Private equity connects institutional investors with capital to businesses in need of funding and expertise. Discussions on June 8 in Brussels are an opportunity to position private equity as a critical piece of the European economy before the Commission finalizes its blueprint for Capital Markets Union.
The public hearing entitled “Next steps to build a Capital Markets Union” in Brussels is an important moment in the creation of a single European market for capital. The conference marks the end of the listening phase in this key project and marks the start of the reflection phase, during which Europe’s top policymakers will put together an action plan. In September we should know the specific priorities for this important initiative that will define the remainder of the mandate of this Commission.
Invest Europe has already made a detailed response to the Commission’s consultation document, which put private equity and venture capital at the heart of the Capital Markets Union discussion. The event is another chance for our industry to connect with Commissioners, senior officials and parliamentarians to stress the importance of long-term private investment funds to the European economy.
We will be hammering home the point that private equity and venture capital provides an essential link between investors and small and mid-sized companies. What’s more, the industry provides value through operational expertise and international market access.
Private equity needs to be able to raise long-term capital from institutions like pension funds and insurers without restrictive capital requirements. So we are calling for the Commission to re-open the debate on Solvency II and reduce the risk weighting for private equity. We also want a marketing passport that allows firms to raise capital across borders, without the charges and other hurdles that are appearing in some member states.
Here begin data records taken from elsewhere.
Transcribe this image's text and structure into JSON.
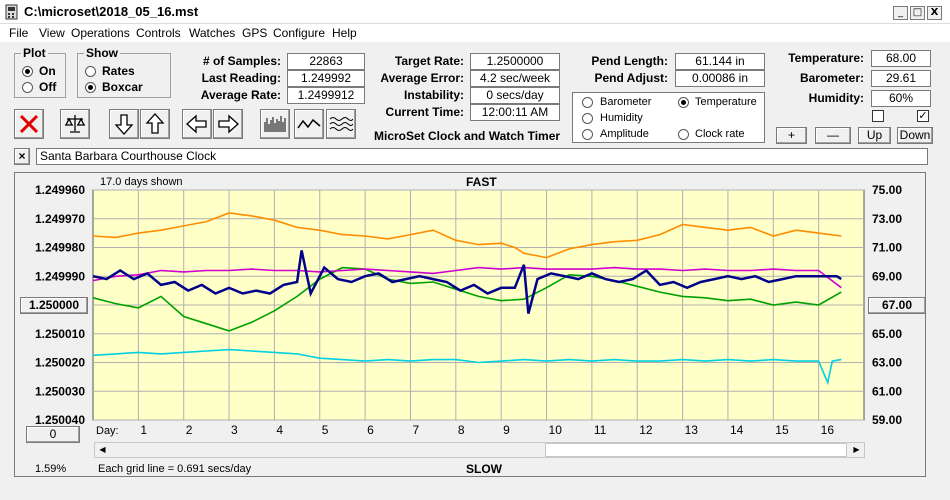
{
  "window": {
    "title": "C:\\microset\\2018_05_16.mst",
    "min": "_",
    "max": "□",
    "close": "X"
  },
  "menu": [
    "File",
    "View",
    "Operations",
    "Controls",
    "Watches",
    "GPS",
    "Configure",
    "Help"
  ],
  "plot_group": {
    "legend": "Plot",
    "options": [
      "On",
      "Off"
    ],
    "selected": "On"
  },
  "show_group": {
    "legend": "Show",
    "options": [
      "Rates",
      "Boxcar"
    ],
    "selected": "Boxcar"
  },
  "stats": {
    "samples_label": "# of Samples:",
    "samples": "22863",
    "last_label": "Last Reading:",
    "last": "1.249992",
    "avg_label": "Average Rate:",
    "avg": "1.2499912",
    "target_label": "Target Rate:",
    "target": "1.2500000",
    "error_label": "Average Error:",
    "error": "4.2 sec/week",
    "instab_label": "Instability:",
    "instab": "0 secs/day",
    "time_label": "Current Time:",
    "time": "12:00:11 AM",
    "pend_len_label": "Pend Length:",
    "pend_len": "61.144 in",
    "pend_adj_label": "Pend Adjust:",
    "pend_adj": "0.00086 in",
    "temp_label": "Temperature:",
    "temp": "68.00",
    "baro_label": "Barometer:",
    "baro": "29.61",
    "hum_label": "Humidity:",
    "hum": "60%"
  },
  "app_caption": "MicroSet Clock and Watch Timer",
  "legend_items": [
    {
      "name": "Barometer",
      "color": "#ff8c00",
      "selected": false
    },
    {
      "name": "Temperature",
      "color": "#00a000",
      "selected": true
    },
    {
      "name": "Humidity",
      "color": "#d000d0",
      "selected": false
    },
    {
      "name": "Amplitude",
      "color": "#00d0e0",
      "selected": false
    },
    {
      "name": "Clock rate",
      "color": "#000000",
      "selected": false
    }
  ],
  "small_buttons": {
    "plus": "+",
    "minus": "—",
    "up": "Up",
    "down": "Down"
  },
  "checkboxes": {
    "left": "",
    "right": "✓"
  },
  "clock_name": "Santa Barbara Courthouse Clock",
  "close_x": "×",
  "chart_data": {
    "type": "line",
    "header_left": "17.0 days shown",
    "top_label": "FAST",
    "bottom_label": "SLOW",
    "footer_left": "Each grid line = 0.691 secs/day",
    "percent": "1.59%",
    "left_button": "1.250000",
    "right_button": "67.00",
    "zero_button": "0",
    "day_label": "Day:",
    "days": [
      "1",
      "2",
      "3",
      "4",
      "5",
      "6",
      "7",
      "8",
      "9",
      "10",
      "11",
      "12",
      "13",
      "14",
      "15",
      "16"
    ],
    "left_axis": [
      "1.249960",
      "1.249970",
      "1.249980",
      "1.249990",
      "1.250000",
      "1.250010",
      "1.250020",
      "1.250030",
      "1.250040"
    ],
    "right_axis": [
      "75.00",
      "73.00",
      "71.00",
      "69.00",
      "67.00",
      "65.00",
      "63.00",
      "61.00",
      "59.00"
    ],
    "ylim_left": [
      1.25004,
      1.24996
    ],
    "ylim_right": [
      59,
      75
    ],
    "xlim": [
      0,
      17
    ],
    "series": [
      {
        "name": "Barometer",
        "color": "#ff8c00",
        "x": [
          0,
          0.5,
          1,
          1.5,
          2,
          2.5,
          3,
          3.5,
          4,
          4.5,
          5,
          5.5,
          6,
          6.5,
          7,
          7.5,
          8,
          8.5,
          9,
          9.3,
          9.5,
          10,
          10.5,
          11,
          11.5,
          12,
          12.5,
          13,
          13.5,
          14,
          14.5,
          15,
          15.5,
          16,
          16.5
        ],
        "y": [
          71.8,
          71.7,
          72.0,
          72.2,
          72.5,
          72.8,
          73.4,
          73.2,
          72.9,
          72.4,
          72.2,
          71.9,
          71.8,
          71.6,
          71.9,
          72.2,
          71.5,
          71.2,
          71.3,
          71.0,
          70.6,
          70.3,
          70.9,
          71.2,
          71.4,
          71.5,
          71.9,
          72.6,
          72.4,
          72.2,
          72.4,
          71.8,
          72.2,
          72.0,
          71.8
        ]
      },
      {
        "name": "Temperature",
        "color": "#00a000",
        "x": [
          0,
          0.5,
          1,
          1.5,
          2,
          2.5,
          3,
          3.5,
          4,
          4.5,
          5,
          5.5,
          6,
          6.5,
          7,
          7.5,
          8,
          8.5,
          9,
          9.5,
          10,
          10.5,
          11,
          11.5,
          12,
          12.5,
          13,
          13.5,
          14,
          14.5,
          15,
          15.5,
          16,
          16.5
        ],
        "y": [
          67.5,
          67.1,
          66.8,
          67.6,
          66.2,
          65.7,
          65.2,
          65.8,
          66.6,
          67.6,
          68.8,
          69.6,
          69.5,
          68.8,
          68.5,
          68.6,
          68.1,
          67.6,
          67.3,
          67.4,
          68.2,
          69.1,
          69.0,
          68.7,
          68.3,
          67.9,
          67.6,
          67.5,
          67.3,
          67.4,
          67.0,
          67.2,
          67.0,
          67.9
        ]
      },
      {
        "name": "Humidity",
        "color": "#d000d0",
        "x": [
          0,
          0.5,
          1,
          1.5,
          2,
          2.5,
          3,
          3.5,
          4,
          4.5,
          5,
          5.5,
          6,
          6.5,
          7,
          7.5,
          8,
          8.5,
          9,
          9.5,
          10,
          10.5,
          11,
          11.5,
          12,
          12.5,
          13,
          13.5,
          14,
          14.5,
          15,
          15.5,
          16,
          16.5
        ],
        "y": [
          68.7,
          69.0,
          69.1,
          69.4,
          69.3,
          69.4,
          69.4,
          69.5,
          69.4,
          69.4,
          69.3,
          69.4,
          69.5,
          69.4,
          69.3,
          69.2,
          69.4,
          69.6,
          69.5,
          69.6,
          69.5,
          69.5,
          69.5,
          69.6,
          69.5,
          69.5,
          69.4,
          69.5,
          69.4,
          69.4,
          69.5,
          69.4,
          69.4,
          68.2
        ]
      },
      {
        "name": "Amplitude",
        "color": "#00d0e0",
        "x": [
          0,
          0.5,
          1,
          1.5,
          2,
          2.5,
          3,
          3.5,
          4,
          4.5,
          5,
          5.5,
          6,
          6.5,
          7,
          7.5,
          8,
          8.5,
          9,
          9.5,
          10,
          10.5,
          11,
          11.5,
          12,
          12.5,
          13,
          13.5,
          14,
          14.5,
          15,
          15.5,
          16,
          16.2,
          16.3,
          16.5
        ],
        "y": [
          63.5,
          63.6,
          63.7,
          63.6,
          63.7,
          63.8,
          63.9,
          63.8,
          63.7,
          63.6,
          63.3,
          63.2,
          63.1,
          63.2,
          63.1,
          63.2,
          63.2,
          63.0,
          63.1,
          63.2,
          63.1,
          63.2,
          63.1,
          63.2,
          63.1,
          63.1,
          63.2,
          63.1,
          63.2,
          63.1,
          63.2,
          63.1,
          63.1,
          61.6,
          63.1,
          63.2
        ]
      },
      {
        "name": "Clock rate",
        "color": "#00008b",
        "x": [
          0,
          0.3,
          0.6,
          0.9,
          1.2,
          1.5,
          1.8,
          2.1,
          2.4,
          2.7,
          3.0,
          3.3,
          3.6,
          3.9,
          4.2,
          4.5,
          4.6,
          4.8,
          5.1,
          5.4,
          5.7,
          6.0,
          6.3,
          6.6,
          6.9,
          7.2,
          7.5,
          7.8,
          8.1,
          8.4,
          8.7,
          9.0,
          9.3,
          9.5,
          9.6,
          9.8,
          10.1,
          10.4,
          10.7,
          11.0,
          11.3,
          11.6,
          11.9,
          12.2,
          12.5,
          12.8,
          13.1,
          13.4,
          13.7,
          14.0,
          14.3,
          14.6,
          14.9,
          15.2,
          15.5,
          15.8,
          16.1,
          16.4,
          16.5
        ],
        "y": [
          1.24999,
          1.249991,
          1.249988,
          1.249991,
          1.249989,
          1.249993,
          1.249992,
          1.249995,
          1.249993,
          1.249996,
          1.249994,
          1.249996,
          1.249995,
          1.249996,
          1.249993,
          1.249992,
          1.249981,
          1.249996,
          1.249987,
          1.249991,
          1.249992,
          1.24999,
          1.249989,
          1.249992,
          1.249991,
          1.24999,
          1.249991,
          1.249992,
          1.249995,
          1.249993,
          1.249996,
          1.249994,
          1.249994,
          1.249986,
          1.250003,
          1.249991,
          1.249989,
          1.24999,
          1.249991,
          1.249989,
          1.249991,
          1.249992,
          1.249991,
          1.249988,
          1.249993,
          1.249992,
          1.249994,
          1.249992,
          1.249991,
          1.24999,
          1.249991,
          1.24999,
          1.249992,
          1.249991,
          1.24999,
          1.24999,
          1.24999,
          1.24999,
          1.249991
        ]
      }
    ]
  }
}
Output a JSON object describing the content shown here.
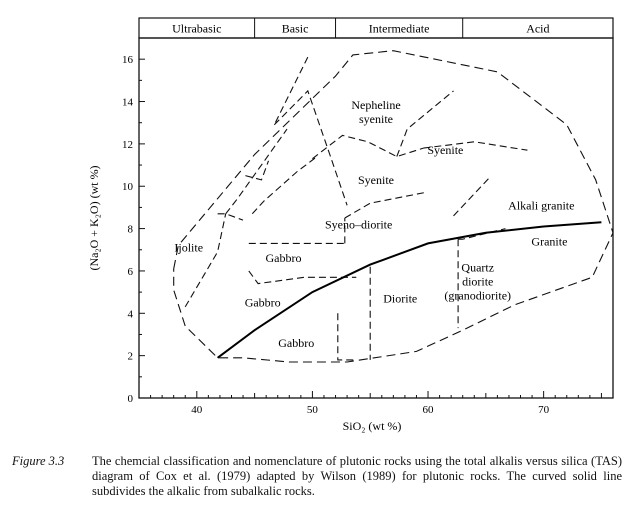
{
  "chart_data": {
    "type": "diagram",
    "xlabel": "SiO₂ (wt %)",
    "ylabel": "(Na₂O + K₂O) (wt %)",
    "xlim": [
      35,
      76
    ],
    "ylim": [
      0,
      17
    ],
    "x_ticks": [
      40,
      50,
      60,
      70
    ],
    "y_ticks": [
      0,
      2,
      4,
      6,
      8,
      10,
      12,
      14,
      16
    ],
    "header_bands": [
      {
        "label": "Ultrabasic",
        "from": 35,
        "to": 45
      },
      {
        "label": "Basic",
        "from": 45,
        "to": 52
      },
      {
        "label": "Intermediate",
        "from": 52,
        "to": 63
      },
      {
        "label": "Acid",
        "from": 63,
        "to": 76
      }
    ],
    "fields": [
      {
        "label": "Nepheline syenite",
        "x": 55.5,
        "y": 13.5
      },
      {
        "label": "Syenite",
        "x": 61.5,
        "y": 11.7
      },
      {
        "label": "Syenite",
        "x": 55.5,
        "y": 10.3
      },
      {
        "label": "Alkali granite",
        "x": 69.8,
        "y": 9.1
      },
      {
        "label": "Syeno–diorite",
        "x": 54.0,
        "y": 8.2
      },
      {
        "label": "Ijolite",
        "x": 39.3,
        "y": 7.1
      },
      {
        "label": "Gabbro",
        "x": 47.5,
        "y": 6.6
      },
      {
        "label": "Granite",
        "x": 70.5,
        "y": 7.4
      },
      {
        "label": "Quartz diorite (granodiorite)",
        "x": 64.3,
        "y": 5.5
      },
      {
        "label": "Diorite",
        "x": 57.6,
        "y": 4.7
      },
      {
        "label": "Gabbro",
        "x": 45.7,
        "y": 4.5
      },
      {
        "label": "Gabbro",
        "x": 48.6,
        "y": 2.6
      }
    ],
    "alkalic_subalkalic_curve": [
      [
        41.8,
        1.9
      ],
      [
        45,
        3.2
      ],
      [
        50,
        5.0
      ],
      [
        55,
        6.3
      ],
      [
        60,
        7.3
      ],
      [
        65,
        7.8
      ],
      [
        70,
        8.1
      ],
      [
        75,
        8.3
      ]
    ],
    "field_boundary_outline": [
      [
        38,
        6.1
      ],
      [
        38.4,
        7.2
      ],
      [
        45,
        11.5
      ],
      [
        52,
        15.2
      ],
      [
        53.5,
        16.2
      ],
      [
        57,
        16.4
      ],
      [
        66,
        15.4
      ],
      [
        72,
        12.9
      ],
      [
        74.5,
        10.3
      ],
      [
        76,
        7.8
      ],
      [
        74.2,
        5.7
      ],
      [
        67.5,
        4.4
      ],
      [
        63,
        3.2
      ],
      [
        59,
        2.2
      ],
      [
        53,
        1.7
      ],
      [
        48,
        1.7
      ],
      [
        44,
        1.9
      ],
      [
        41.8,
        1.9
      ],
      [
        39,
        3.4
      ],
      [
        38,
        5.1
      ],
      [
        38,
        6.1
      ]
    ],
    "dashed_boundaries": [
      [
        [
          39,
          4.3
        ],
        [
          41.8,
          6.9
        ],
        [
          42.5,
          8.7
        ]
      ],
      [
        [
          41.8,
          8.7
        ],
        [
          42.5,
          8.7
        ],
        [
          44,
          8.4
        ]
      ],
      [
        [
          42.5,
          8.7
        ],
        [
          43.5,
          9.4
        ],
        [
          47.8,
          12.7
        ]
      ],
      [
        [
          44.2,
          10.5
        ],
        [
          45.6,
          10.3
        ],
        [
          46.2,
          11.2
        ]
      ],
      [
        [
          44.8,
          8.7
        ],
        [
          45.8,
          9.3
        ],
        [
          48.7,
          10.7
        ],
        [
          50.4,
          11.4
        ]
      ],
      [
        [
          49.6,
          16.1
        ],
        [
          46.7,
          12.9
        ]
      ],
      [
        [
          46.7,
          12.9
        ],
        [
          49.6,
          14.5
        ],
        [
          51.5,
          11.5
        ],
        [
          53,
          9.1
        ]
      ],
      [
        [
          50,
          11.3
        ],
        [
          52.6,
          12.4
        ],
        [
          54.8,
          12.1
        ],
        [
          57.3,
          11.4
        ],
        [
          59.6,
          11.8
        ]
      ],
      [
        [
          57.3,
          11.4
        ],
        [
          58.2,
          12.7
        ],
        [
          62.2,
          14.5
        ]
      ],
      [
        [
          59.6,
          11.8
        ],
        [
          64,
          12.1
        ],
        [
          68.6,
          11.7
        ]
      ],
      [
        [
          62.2,
          8.6
        ],
        [
          65.3,
          10.4
        ]
      ],
      [
        [
          52.8,
          8.5
        ],
        [
          55,
          9.2
        ],
        [
          59.7,
          9.7
        ]
      ],
      [
        [
          44.5,
          7.3
        ],
        [
          45,
          7.3
        ],
        [
          52.8,
          7.3
        ]
      ],
      [
        [
          52.8,
          7.3
        ],
        [
          52.8,
          7.6
        ],
        [
          52.8,
          8.5
        ]
      ],
      [
        [
          44.5,
          6.0
        ],
        [
          45.3,
          5.4
        ],
        [
          49.3,
          5.7
        ],
        [
          53.8,
          5.7
        ]
      ],
      [
        [
          55,
          6.2
        ],
        [
          55,
          1.8
        ]
      ],
      [
        [
          52.2,
          4.0
        ],
        [
          52.2,
          1.8
        ],
        [
          53.7,
          1.8
        ]
      ],
      [
        [
          62.6,
          7.5
        ],
        [
          62.6,
          3.3
        ]
      ],
      [
        [
          62.6,
          7.5
        ],
        [
          63,
          7.5
        ],
        [
          66.7,
          8
        ]
      ]
    ],
    "caption": {
      "figure": "Figure 3.3",
      "text": "The chemcial classification and nomenclature of plutonic rocks using the total alkalis versus silica (TAS) diagram of Cox et al. (1979) adapted by Wilson (1989) for plutonic rocks. The curved solid line subdivides the alkalic from subalkalic rocks."
    }
  }
}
We want AIFMD and EuVECA rules that allow private equity and venture capital to invest across Europe without excessive charges or red tape. The tax regime also needs to be fair and supportive for businesses.
We also want the IPO market to function better, with lower costs and less paperwork for small and medium-sized businesses that want to list on exchanges. Institutional investors need incentives to back these companies.
Capital Markets Union is a big idea which aims to give companies more funding options and create a more resilient financial market. It is also major test for policymakers who want to show that Europe’s institutions can be a positive force for individuals and businesses across the Union.
We can already see the Commission is taking a pragmatic approach by focusing on practical measures that could truly make a difference to European businesses. Jonathan Hill, Commissioner for Financial Stability, Financial Services and Capital Markets Union, addressed Invest Europe CFO Forum earlier in June and stressed that policymakers are focused on “better regulation” – as opposed to more regulation.
As Capital Markets Union evolves, we will continue to support it as a means of supporting private equity and venture capital to make critical connections between global investors and European companies.